Auriane leapt in one bound down the flight of stairs she had climbed earlier, ran hard through the passage and was soon lost among the veterans and prostitutes of the Second Hall. She felt prodigious walls of stone crashing down upon her. How quickly all of life had gotten utterly, fatally, out of hand.

At least I die knowing I protested this madness.
This place has unraveled me. The Fates mock us with promises of order, and toss us into chaos. Once they would not let me die for my people. Today they let me die for a chicken. How absurd to perish for a lesson I thought I learned when young—never to allow myself to be carried off on a tide of wrath.

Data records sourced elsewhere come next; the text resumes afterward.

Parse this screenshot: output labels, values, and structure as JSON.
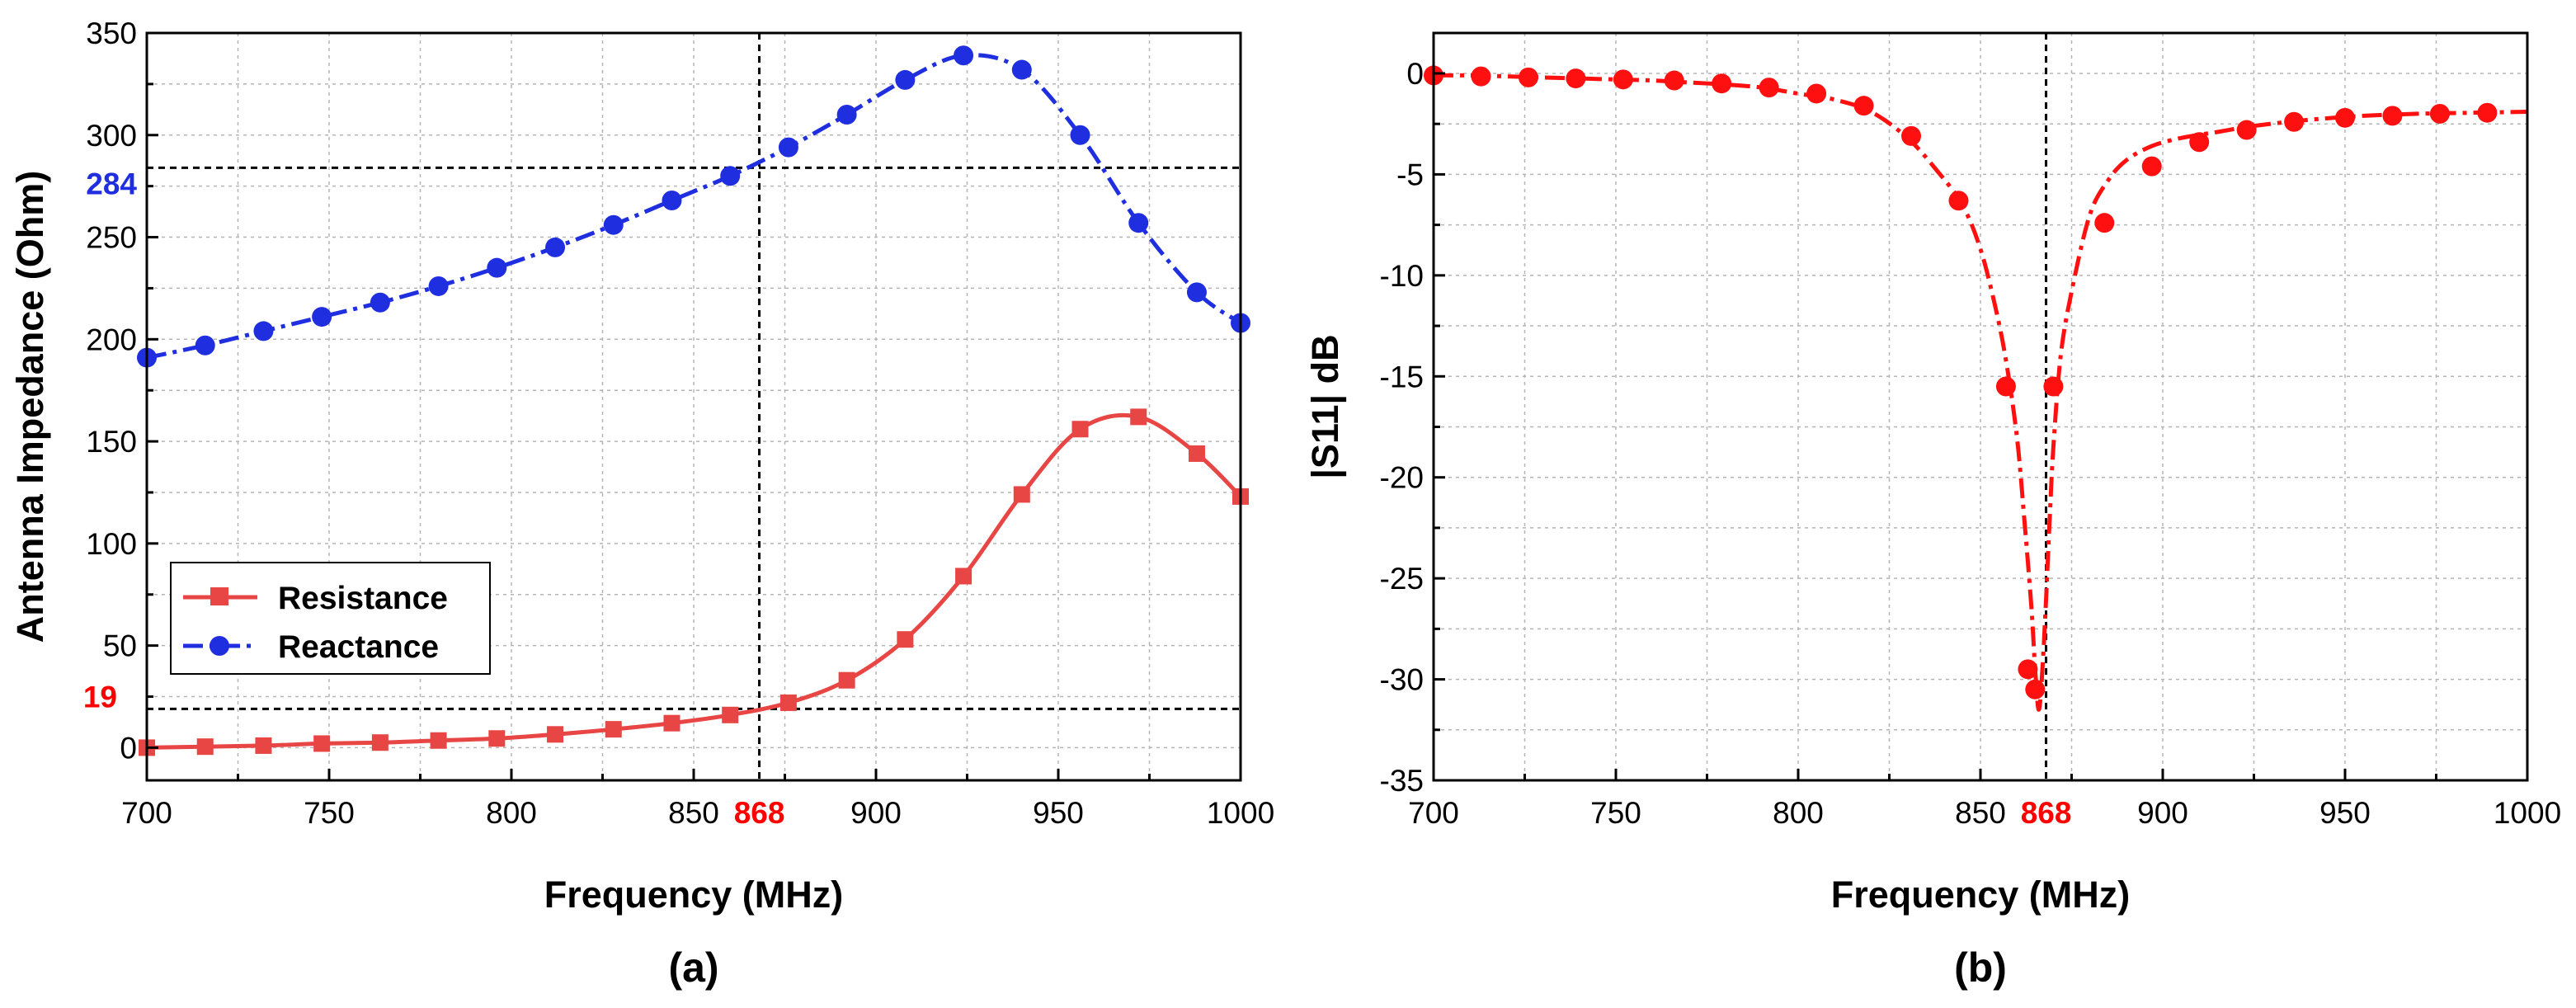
{
  "colors": {
    "resistance": "#e84545",
    "reactance": "#1f2fe0",
    "s11": "#ff1010",
    "highlight_red": "#ff0000",
    "highlight_blue": "#1f2fe0"
  },
  "chart_data": [
    {
      "type": "line",
      "panel_label": "(a)",
      "title": "",
      "xlabel": "Frequency (MHz)",
      "ylabel": "Antenna Impedance (Ohm)",
      "xlim": [
        700,
        1000
      ],
      "ylim": [
        -16,
        350
      ],
      "x_ticks": [
        "700",
        "750",
        "800",
        "850",
        "900",
        "950",
        "1000"
      ],
      "y_ticks": [
        "0",
        "50",
        "100",
        "150",
        "200",
        "250",
        "300",
        "350"
      ],
      "grid": true,
      "legend_position": "bottom-left",
      "markers": {
        "x": {
          "value": 868,
          "label": "868"
        },
        "y_low": {
          "value": 19,
          "label": "19"
        },
        "y_high": {
          "value": 284,
          "label": "284"
        }
      },
      "series": [
        {
          "name": "Resistance",
          "marker": "square",
          "line": "solid",
          "color_key": "resistance",
          "x": [
            700,
            716,
            732,
            748,
            764,
            780,
            796,
            812,
            828,
            844,
            860,
            876,
            892,
            908,
            924,
            940,
            956,
            972,
            988,
            1000
          ],
          "y": [
            0,
            0.5,
            1,
            2,
            2.5,
            3.5,
            4.5,
            6.5,
            9,
            12,
            16,
            22,
            33,
            53,
            84,
            124,
            156,
            162,
            144,
            123
          ]
        },
        {
          "name": "Reactance",
          "marker": "circle",
          "line": "dash-dot",
          "color_key": "reactance",
          "x": [
            700,
            716,
            732,
            748,
            764,
            780,
            796,
            812,
            828,
            844,
            860,
            876,
            892,
            908,
            924,
            940,
            956,
            972,
            988,
            1000
          ],
          "y": [
            191,
            197,
            204,
            211,
            218,
            226,
            235,
            245,
            256,
            268,
            280,
            294,
            310,
            327,
            339,
            332,
            300,
            257,
            223,
            208
          ]
        }
      ]
    },
    {
      "type": "line",
      "panel_label": "(b)",
      "title": "",
      "xlabel": "Frequency (MHz)",
      "ylabel": "|S11| dB",
      "xlim": [
        700,
        1000
      ],
      "ylim": [
        -35,
        2
      ],
      "x_ticks": [
        "700",
        "750",
        "800",
        "850",
        "900",
        "950",
        "1000"
      ],
      "y_ticks": [
        "0",
        "-5",
        "-10",
        "-15",
        "-20",
        "-25",
        "-30",
        "-35"
      ],
      "grid": true,
      "markers": {
        "x": {
          "value": 868,
          "label": "868"
        }
      },
      "series": [
        {
          "name": "|S11|",
          "marker": "circle",
          "line": "dash-dot",
          "color_key": "s11",
          "line_x": [
            700,
            710,
            720,
            730,
            740,
            750,
            760,
            770,
            780,
            790,
            800,
            810,
            820,
            830,
            838,
            845,
            850,
            854,
            857,
            860,
            862,
            864,
            865,
            866,
            867,
            868,
            869,
            870,
            872,
            875,
            880,
            885,
            890,
            897,
            905,
            915,
            925,
            940,
            955,
            970,
            985,
            1000
          ],
          "line_y": [
            -0.1,
            -0.1,
            -0.15,
            -0.2,
            -0.25,
            -0.3,
            -0.35,
            -0.45,
            -0.55,
            -0.7,
            -1.0,
            -1.3,
            -1.9,
            -3.2,
            -4.8,
            -6.5,
            -8.7,
            -11.5,
            -14.2,
            -18.0,
            -22.0,
            -26.5,
            -29.5,
            -31.5,
            -29.5,
            -26.0,
            -22.0,
            -18.5,
            -14.0,
            -10.8,
            -7.0,
            -5.3,
            -4.3,
            -3.6,
            -3.2,
            -2.9,
            -2.6,
            -2.3,
            -2.1,
            -2.0,
            -1.95,
            -1.9
          ],
          "x": [
            700,
            713,
            726,
            739,
            752,
            766,
            779,
            792,
            805,
            818,
            831,
            844,
            857,
            863,
            865,
            870,
            884,
            897,
            910,
            923,
            936,
            950,
            963,
            976,
            989
          ],
          "y": [
            -0.1,
            -0.15,
            -0.2,
            -0.25,
            -0.3,
            -0.35,
            -0.5,
            -0.7,
            -1.0,
            -1.6,
            -3.1,
            -6.3,
            -15.5,
            -29.5,
            -30.5,
            -15.5,
            -7.4,
            -4.6,
            -3.4,
            -2.8,
            -2.4,
            -2.2,
            -2.1,
            -2.0,
            -1.95
          ]
        }
      ]
    }
  ]
}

When Corax saw Auriane running, the guards in close pursuit, his loathing of her snatched the last remnant of his reason. He scurried for the skylit central chamber where the practice arena lay, pushed past the guards and gave several vigorous pulls on the rope of the bell that gave the alarm for a general breakout.
She cannot possibly escape just punishment this time.

The manic clangor of that bell alerted the Praetorian Guards at the Palace and caused two detachments of the Urban Cohorts to begin advancing upon the school. The sound of it greatly worsened the general panic; tables were overturned as people bolted for the entrances.

The guards were barricading the passages between the chambers, fearful the men of the Second Hall might attempt to rush the doors. Now, surely, they judged they had the wretched woman trapped. But she was proving as tricky to catch as a rat in straw. There she was, darting down a tabletop. Then she leapt down, disappearing beneath the turbulent sea of people.